With this new data architecture in place, Gu’s team has been able to make an enormous amount of progress in a very short time: “In one year we onboarded Snowflake, automated all the deployments, migrated all of our Power BI reports from Postgres to Snowflake, migrated over 160 reports, 200 different DAGS over from Airflow to Dagster, replicating 66 databases from Postgres onto Snowflake,” he says. “Nearly 4,000 table feeds were being loaded every single day. Almost four terabytes of data, uncompressed, has been migrated to Snowflake to date—in less than a year with just a team of five, including myself.”
Gu estimates that had he attempted to take a code-first approach or used legacy transformation solutions, he would have needed a team 5x the size and it would have taken twice as long.
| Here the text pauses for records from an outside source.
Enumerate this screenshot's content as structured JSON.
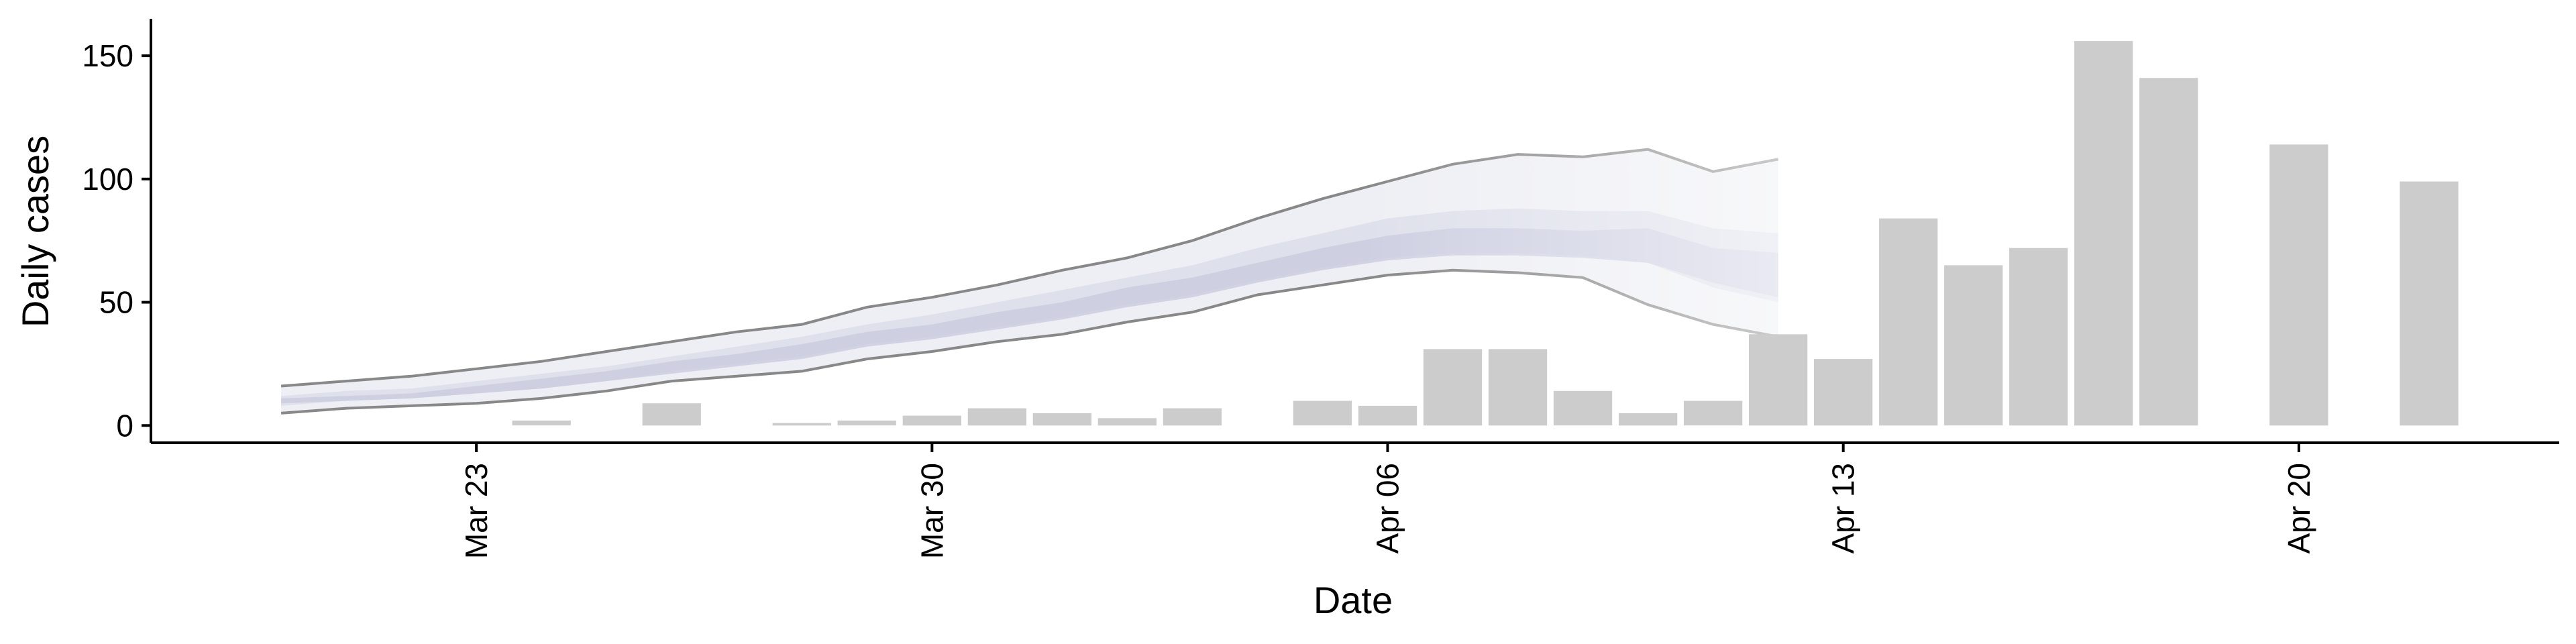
{
  "chart_data": {
    "type": "bar",
    "title": "",
    "xlabel": "Date",
    "ylabel": "Daily cases",
    "xlim": [
      "2020-03-18",
      "2020-04-24"
    ],
    "ylim": [
      -7,
      165
    ],
    "grid": false,
    "x_ticks": [
      {
        "date": "2020-03-23",
        "label": "Mar 23"
      },
      {
        "date": "2020-03-30",
        "label": "Mar 30"
      },
      {
        "date": "2020-04-06",
        "label": "Apr 06"
      },
      {
        "date": "2020-04-13",
        "label": "Apr 13"
      },
      {
        "date": "2020-04-20",
        "label": "Apr 20"
      }
    ],
    "y_ticks": [
      0,
      50,
      100,
      150
    ],
    "bar_color": "#cccccc",
    "bars": [
      {
        "date": "2020-03-24",
        "value": 2
      },
      {
        "date": "2020-03-26",
        "value": 9
      },
      {
        "date": "2020-03-28",
        "value": 1
      },
      {
        "date": "2020-03-29",
        "value": 2
      },
      {
        "date": "2020-03-30",
        "value": 4
      },
      {
        "date": "2020-03-31",
        "value": 7
      },
      {
        "date": "2020-04-01",
        "value": 5
      },
      {
        "date": "2020-04-02",
        "value": 3
      },
      {
        "date": "2020-04-03",
        "value": 7
      },
      {
        "date": "2020-04-05",
        "value": 10
      },
      {
        "date": "2020-04-06",
        "value": 8
      },
      {
        "date": "2020-04-07",
        "value": 31
      },
      {
        "date": "2020-04-08",
        "value": 31
      },
      {
        "date": "2020-04-09",
        "value": 14
      },
      {
        "date": "2020-04-10",
        "value": 5
      },
      {
        "date": "2020-04-11",
        "value": 10
      },
      {
        "date": "2020-04-12",
        "value": 37
      },
      {
        "date": "2020-04-13",
        "value": 27
      },
      {
        "date": "2020-04-14",
        "value": 84
      },
      {
        "date": "2020-04-15",
        "value": 65
      },
      {
        "date": "2020-04-16",
        "value": 72
      },
      {
        "date": "2020-04-17",
        "value": 156
      },
      {
        "date": "2020-04-18",
        "value": 141
      },
      {
        "date": "2020-04-20",
        "value": 114
      },
      {
        "date": "2020-04-22",
        "value": 99
      }
    ],
    "estimate_start_date": "2020-03-20",
    "estimate_bands": {
      "outer": {
        "upper": [
          16,
          18,
          20,
          23,
          26,
          30,
          34,
          38,
          41,
          48,
          52,
          57,
          63,
          68,
          75,
          84,
          92,
          99,
          106,
          110,
          109,
          112,
          103,
          108
        ],
        "lower": [
          5,
          7,
          8,
          9,
          11,
          14,
          18,
          20,
          22,
          27,
          30,
          34,
          37,
          42,
          46,
          53,
          57,
          61,
          63,
          62,
          60,
          49,
          41,
          36
        ]
      },
      "middle": {
        "upper": [
          12,
          14,
          15,
          18,
          21,
          24,
          28,
          32,
          36,
          41,
          45,
          50,
          55,
          60,
          65,
          72,
          78,
          84,
          87,
          88,
          87,
          87,
          80,
          78
        ],
        "lower": [
          8,
          10,
          11,
          13,
          15,
          18,
          22,
          25,
          28,
          33,
          36,
          40,
          44,
          49,
          53,
          59,
          64,
          68,
          70,
          70,
          69,
          66,
          56,
          50
        ]
      },
      "inner": {
        "upper": [
          11,
          12,
          13,
          16,
          19,
          22,
          26,
          29,
          33,
          38,
          41,
          46,
          50,
          56,
          60,
          66,
          72,
          77,
          80,
          80,
          79,
          80,
          72,
          70
        ],
        "lower": [
          9,
          10,
          11,
          13,
          15,
          18,
          21,
          24,
          27,
          32,
          35,
          39,
          43,
          48,
          52,
          58,
          63,
          67,
          69,
          69,
          68,
          66,
          58,
          52
        ]
      }
    },
    "estimate_colors": {
      "outer_fill": "#e8e9f0",
      "middle_fill": "#dadce8",
      "inner_fill": "#c9cce0",
      "boundary_line": "#888888"
    }
  }
}
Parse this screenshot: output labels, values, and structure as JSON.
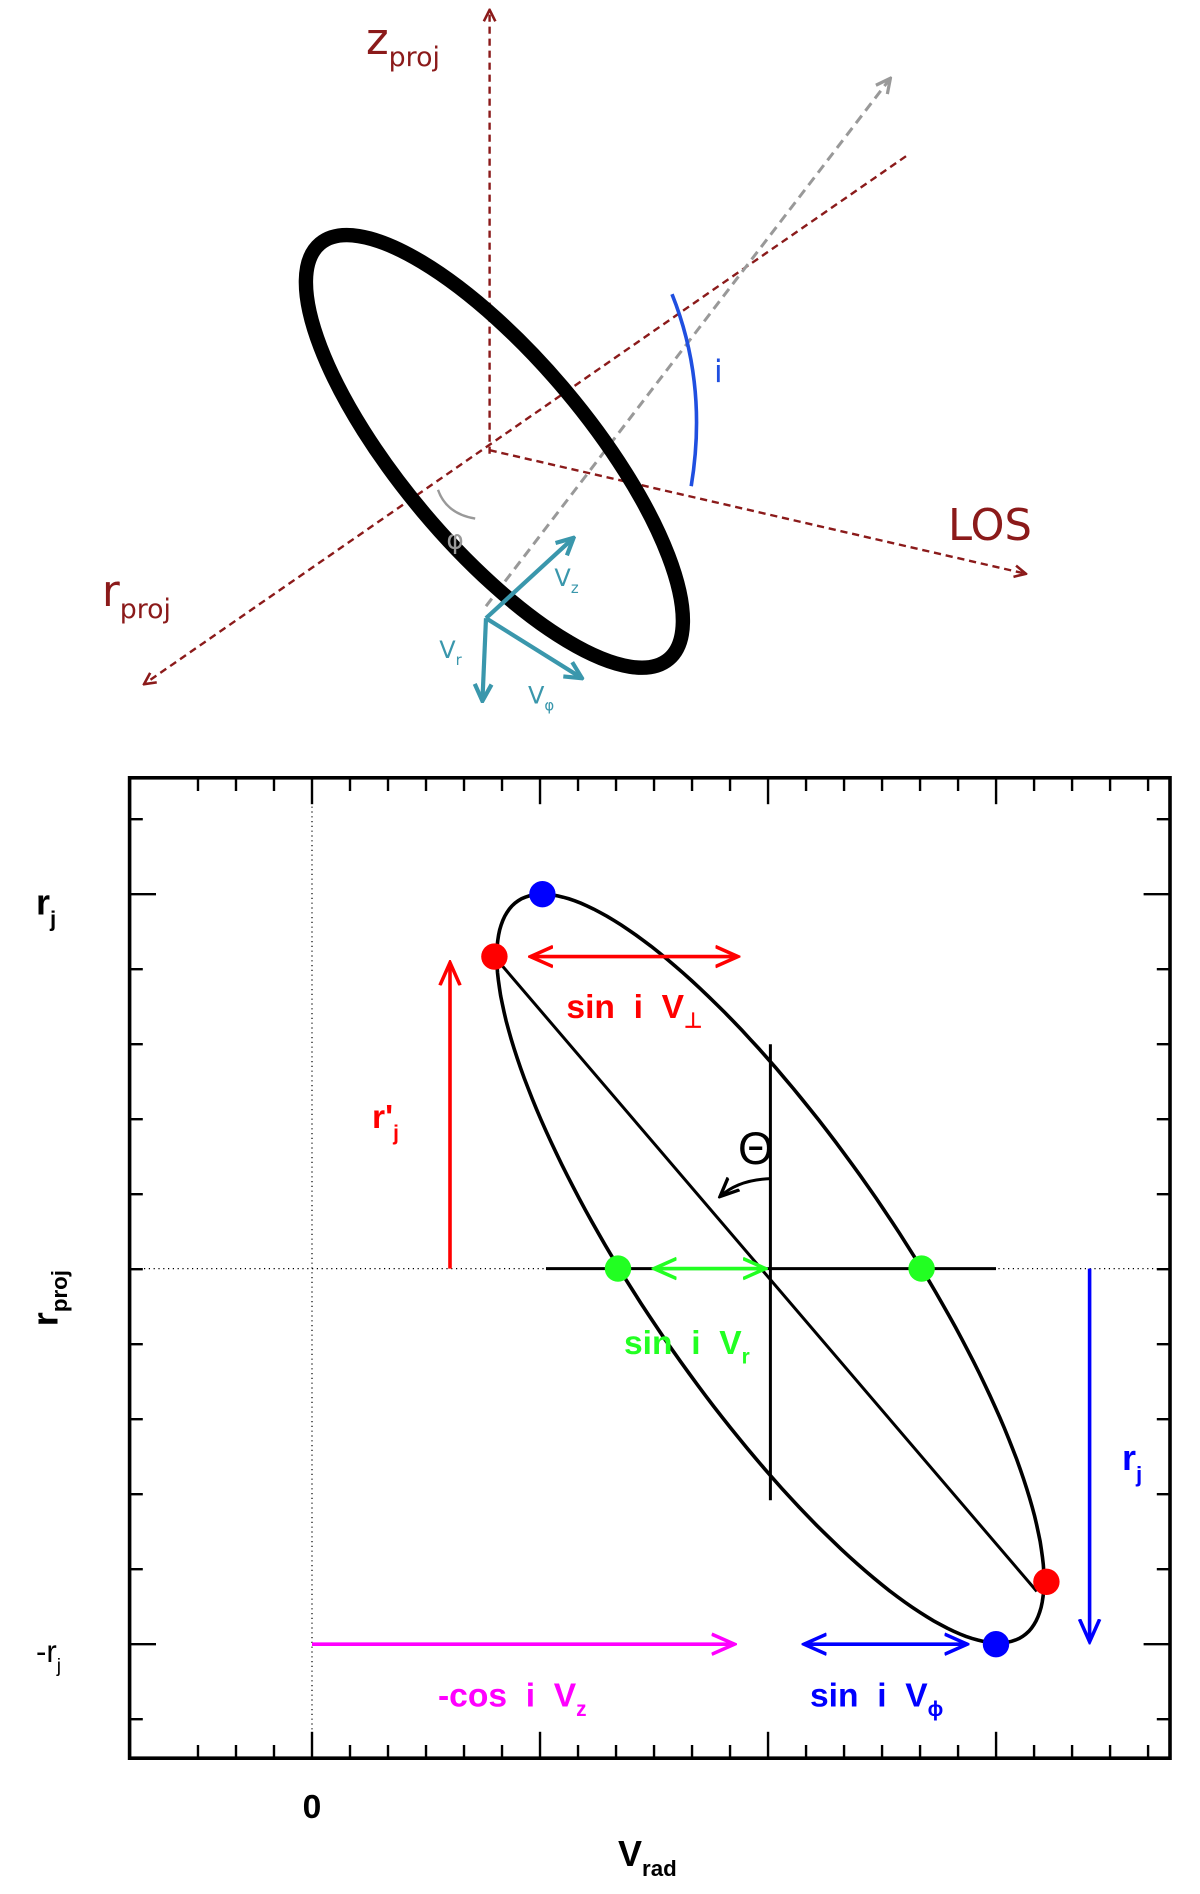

“Overall, I’ve always found Coalesce to be about 10 times more productive,” he says. “It was very easy to add columns, introduce columns, refactor some of the tables, redeploy, rerun. Coalesce makes it a lot simpler and faster for even making one change cycle. Part of it is column-level lineage, and part of it is the fact you have highly templated development from a standards perspective. You can have a more nimble, lightweight team to do the same amount of work because you’re more productive, while at the same time maintaining higher levels of standards.”
All of these changes have introduced a fundamental positive shift in the company. “About a month ago we had an initiative to optimize the productivity organization,” Gu recalls, “so we sat down with the users and identified the key outcomes and business processes, got the data points, created the data models, and deployed the insight. It took about two days from idea to insight—this is unheard of in our organization. This is something that usually takes three months, so to reduce this to just two days is a whole new paradigm.”
As far as his future plans, Gu’s goal is to disseminate the platform services his team has built to many different groups across the organization. His hope is this will allow them to become more data-centric without the need to rebuild the end-to-end platform and integrations from scratch: “Now other groups within the Group 1001 organization can start using what we’ve developed to build their own data models.”